While the petition involves the Lakeside project, Watson said “I’m not here to try to stop it, but to see things go right. This petition is about protecting the integrity of Talbot County and its review processes.
“So the purpose is to introduce the resolution so that, in Ms. Price’s words, we can get the information and look into it,” he said. “It isn’t the case that one gets information and looks into it and analyzes it and talks with the planning commission and hears from the public and the public works advisory board in order to determine whether or not to introduce a resolution. It is a resolution is introduced and sets in motion that process.”
In a subsequent letter, Watson said the county council had mishandled the petition by not allowing him to present it.
The council’s rules of procedure (at Section XIII, C) say “When petitions are made to the Council, the persons or parties presenting same shall have the opportunity to state their case by presenting witnesses, exhibits, and other evidence.”
“I am sure the Council will not argue that accepting an unannounced, time-limited phone call from me an hour later, during the public comment period of the meeting, fulfills that requirement,” Watson said in his May 21 letter.

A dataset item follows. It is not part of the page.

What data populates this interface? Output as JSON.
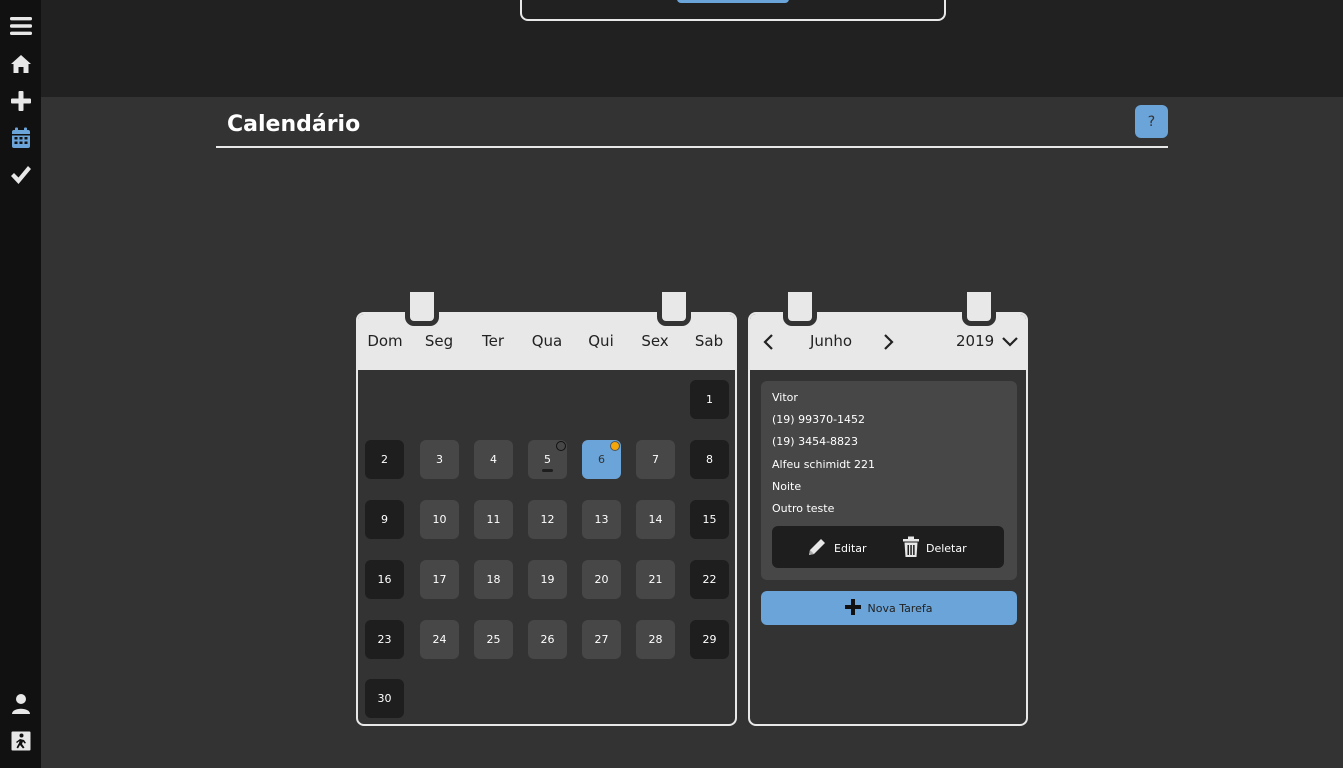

He also suggested that “proper submission of a Petition in and of itself initiates a regular legislative action, and does not require the more familiar step of a Council Member introducing the proposal ….”
But the council’s rules of procedure do not seem to suggest that. Even if the rules did, the state constitution does not allow citizens to initiate legislation.
Section 216 of the Talbot County Charter would have allowed voters to put proposed legislation on the ballot via direct initiative, but the state’s highest court ruled that section unconstitutional in a 1988 case. The Maryland Court of Appeals has repeatedly ruled that voters may not initiate local legislation, including legislation disguised as charter amendments.